Tulsa parents are raising money to pay school teachers to avoid some cuts being forced by lawmakers.
There's still no agreement on the state budget and no sign education will get an increase regardless.
Brian Banfield is a third-grade science teacher at Eliot Elementary, but he might not be here next year.
His position was cut out of the budget for the second time.
Last year, he was moved when Tulsa closed 14 schools the district couldn't afford to keep open.
"When I entered the field, I never thought this would be an issue, I blindly thought, I suppose, that we would always need teachers," Banfield said.
The loss of another teacher in an already crowded school was too much for the PTA.
They've launched an urgent fundraiser to pay Banfield's $42,000 salary themselves.

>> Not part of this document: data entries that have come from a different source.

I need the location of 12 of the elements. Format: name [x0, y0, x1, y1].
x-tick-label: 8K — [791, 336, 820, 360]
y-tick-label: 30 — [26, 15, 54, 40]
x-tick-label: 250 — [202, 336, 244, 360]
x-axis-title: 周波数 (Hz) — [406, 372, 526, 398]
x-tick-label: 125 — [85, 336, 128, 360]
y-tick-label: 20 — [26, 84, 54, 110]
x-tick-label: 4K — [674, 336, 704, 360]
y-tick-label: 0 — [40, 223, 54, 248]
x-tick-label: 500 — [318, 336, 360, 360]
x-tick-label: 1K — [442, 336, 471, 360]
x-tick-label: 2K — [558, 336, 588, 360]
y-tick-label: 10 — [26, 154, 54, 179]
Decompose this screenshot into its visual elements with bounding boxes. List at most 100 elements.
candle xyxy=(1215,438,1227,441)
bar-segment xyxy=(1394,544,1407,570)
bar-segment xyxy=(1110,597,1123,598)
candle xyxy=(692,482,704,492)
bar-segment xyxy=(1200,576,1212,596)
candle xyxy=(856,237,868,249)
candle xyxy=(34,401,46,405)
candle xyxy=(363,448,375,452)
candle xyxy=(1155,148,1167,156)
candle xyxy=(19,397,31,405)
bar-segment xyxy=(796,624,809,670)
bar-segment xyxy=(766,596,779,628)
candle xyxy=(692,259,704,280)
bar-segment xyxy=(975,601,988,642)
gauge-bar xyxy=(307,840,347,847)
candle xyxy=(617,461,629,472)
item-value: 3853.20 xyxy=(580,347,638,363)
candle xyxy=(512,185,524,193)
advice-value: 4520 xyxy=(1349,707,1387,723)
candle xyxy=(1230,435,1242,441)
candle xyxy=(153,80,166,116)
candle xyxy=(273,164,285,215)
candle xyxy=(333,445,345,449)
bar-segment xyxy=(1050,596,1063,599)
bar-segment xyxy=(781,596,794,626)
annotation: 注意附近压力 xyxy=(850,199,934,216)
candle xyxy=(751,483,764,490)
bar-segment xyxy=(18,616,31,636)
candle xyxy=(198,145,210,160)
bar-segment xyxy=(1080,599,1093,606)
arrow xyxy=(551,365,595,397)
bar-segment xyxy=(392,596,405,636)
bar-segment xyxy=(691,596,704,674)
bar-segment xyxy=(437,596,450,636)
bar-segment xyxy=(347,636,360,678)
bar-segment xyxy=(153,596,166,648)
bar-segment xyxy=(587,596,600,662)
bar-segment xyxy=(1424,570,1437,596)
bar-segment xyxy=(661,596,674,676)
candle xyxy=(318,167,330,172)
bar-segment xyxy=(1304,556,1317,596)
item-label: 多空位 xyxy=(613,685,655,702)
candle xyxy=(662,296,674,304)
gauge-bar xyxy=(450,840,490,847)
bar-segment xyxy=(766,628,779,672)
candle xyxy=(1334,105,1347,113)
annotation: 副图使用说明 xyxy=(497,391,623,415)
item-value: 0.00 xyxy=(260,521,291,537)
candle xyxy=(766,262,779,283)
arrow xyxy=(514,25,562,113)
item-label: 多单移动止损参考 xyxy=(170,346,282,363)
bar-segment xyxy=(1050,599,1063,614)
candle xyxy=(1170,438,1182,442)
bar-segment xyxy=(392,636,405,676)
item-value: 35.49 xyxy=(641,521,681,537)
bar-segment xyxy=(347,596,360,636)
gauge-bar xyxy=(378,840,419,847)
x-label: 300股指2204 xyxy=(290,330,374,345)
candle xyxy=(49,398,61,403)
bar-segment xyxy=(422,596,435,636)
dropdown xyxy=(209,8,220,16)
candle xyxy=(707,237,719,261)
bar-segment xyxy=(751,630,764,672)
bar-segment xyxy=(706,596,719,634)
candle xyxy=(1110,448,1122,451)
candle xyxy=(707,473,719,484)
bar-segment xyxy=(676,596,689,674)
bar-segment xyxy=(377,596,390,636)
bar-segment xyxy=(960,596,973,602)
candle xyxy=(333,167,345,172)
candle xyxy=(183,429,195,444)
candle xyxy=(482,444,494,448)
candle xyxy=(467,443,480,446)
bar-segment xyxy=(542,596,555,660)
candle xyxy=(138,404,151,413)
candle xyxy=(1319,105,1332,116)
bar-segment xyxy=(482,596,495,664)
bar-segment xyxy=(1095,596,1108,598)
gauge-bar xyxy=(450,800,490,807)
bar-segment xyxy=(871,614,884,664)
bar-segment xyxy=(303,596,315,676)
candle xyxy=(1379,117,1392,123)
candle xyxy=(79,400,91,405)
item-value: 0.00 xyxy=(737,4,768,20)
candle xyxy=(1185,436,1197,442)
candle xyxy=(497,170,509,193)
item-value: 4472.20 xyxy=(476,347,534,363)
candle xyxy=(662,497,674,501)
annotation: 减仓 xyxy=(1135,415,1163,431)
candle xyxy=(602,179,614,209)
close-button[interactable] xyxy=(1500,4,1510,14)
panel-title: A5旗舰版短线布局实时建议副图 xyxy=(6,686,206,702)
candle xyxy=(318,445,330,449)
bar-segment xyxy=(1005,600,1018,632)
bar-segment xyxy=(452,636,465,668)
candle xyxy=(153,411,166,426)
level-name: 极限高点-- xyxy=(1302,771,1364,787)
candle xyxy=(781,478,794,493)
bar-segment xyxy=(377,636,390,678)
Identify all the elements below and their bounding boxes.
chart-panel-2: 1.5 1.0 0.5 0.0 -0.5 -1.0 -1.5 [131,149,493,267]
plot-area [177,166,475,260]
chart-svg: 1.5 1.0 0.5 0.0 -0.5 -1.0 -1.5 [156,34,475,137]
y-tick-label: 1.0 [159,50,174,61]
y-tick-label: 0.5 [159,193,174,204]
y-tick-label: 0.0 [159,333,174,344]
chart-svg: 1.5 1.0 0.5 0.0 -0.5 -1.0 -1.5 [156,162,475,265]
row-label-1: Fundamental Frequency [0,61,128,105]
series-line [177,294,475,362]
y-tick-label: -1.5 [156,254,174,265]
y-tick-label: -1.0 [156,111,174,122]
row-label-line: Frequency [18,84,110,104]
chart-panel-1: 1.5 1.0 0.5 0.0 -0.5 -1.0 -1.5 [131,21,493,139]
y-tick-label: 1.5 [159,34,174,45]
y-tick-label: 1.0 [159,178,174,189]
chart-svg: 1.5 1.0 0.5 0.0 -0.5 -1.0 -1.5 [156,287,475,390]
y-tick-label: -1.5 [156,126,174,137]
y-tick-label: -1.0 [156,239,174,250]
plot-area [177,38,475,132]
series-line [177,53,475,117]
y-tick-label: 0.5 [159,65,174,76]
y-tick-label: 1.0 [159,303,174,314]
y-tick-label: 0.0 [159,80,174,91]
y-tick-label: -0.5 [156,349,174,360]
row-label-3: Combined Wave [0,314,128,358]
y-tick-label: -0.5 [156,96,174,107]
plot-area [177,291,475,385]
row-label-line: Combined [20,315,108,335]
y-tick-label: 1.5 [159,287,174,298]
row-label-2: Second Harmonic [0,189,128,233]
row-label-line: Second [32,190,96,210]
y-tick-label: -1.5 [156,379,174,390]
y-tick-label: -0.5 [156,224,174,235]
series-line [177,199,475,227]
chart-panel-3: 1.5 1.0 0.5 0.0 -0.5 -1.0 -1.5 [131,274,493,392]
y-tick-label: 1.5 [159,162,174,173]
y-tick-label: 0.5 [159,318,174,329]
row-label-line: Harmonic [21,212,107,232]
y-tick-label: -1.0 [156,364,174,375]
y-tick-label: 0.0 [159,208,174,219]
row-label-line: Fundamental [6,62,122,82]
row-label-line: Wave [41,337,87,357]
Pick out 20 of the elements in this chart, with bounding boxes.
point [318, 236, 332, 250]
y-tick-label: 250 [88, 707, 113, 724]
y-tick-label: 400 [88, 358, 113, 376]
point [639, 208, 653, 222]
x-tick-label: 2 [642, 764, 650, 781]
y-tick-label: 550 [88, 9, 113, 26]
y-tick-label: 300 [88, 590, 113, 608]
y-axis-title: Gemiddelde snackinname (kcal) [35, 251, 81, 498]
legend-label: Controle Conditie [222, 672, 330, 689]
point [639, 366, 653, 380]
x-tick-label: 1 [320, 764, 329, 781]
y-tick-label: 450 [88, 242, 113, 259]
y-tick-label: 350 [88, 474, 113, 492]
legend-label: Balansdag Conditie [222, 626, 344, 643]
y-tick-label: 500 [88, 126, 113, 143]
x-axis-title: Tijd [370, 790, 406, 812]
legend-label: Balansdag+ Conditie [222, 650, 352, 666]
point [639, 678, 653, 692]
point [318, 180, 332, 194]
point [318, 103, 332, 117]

"This is not a sustainable solution to adequate funding for education," PTA president Stephanie Coates said. "This is a last-ditch, give-til-it-hurts, dig-into-the-pocketbook-for-change, way to provide a quick solution that we hope will be a patch until next year."
Even if the PTA can save the science teacher's job, Eliot will still lose a half day of education from a popular art teacher.
She's going to have to use that time to teach social studies.
And that's because the social studies teacher is being cut from full time to part time, which is shifting other teachers into other subjects.
"I applaud parents for taking this role," Tulsa Public Schools Superintendent Keith Ballard said. "I don't think they should have to, but if the legislature is not going to step up and do their job, then parents are willing to do it. I never thought I would see something like this is my career."
With just two days of school left, the school district, and hundreds of affected teachers, cannot make any plans beyond Friday.
"I don't whether to pack up and be ready for a move or keep things as they are," Banfield said.
These individual fundraising efforts could not only save jobs, but also create a disparity between schools with parents who can - and cannot - afford to privately fund public education.
This comes as the governor's office said today there's $350 million of unexpected tax revenue just since January.
Education officials say $50 million would be enough to avoid all teacher cuts for the entire state.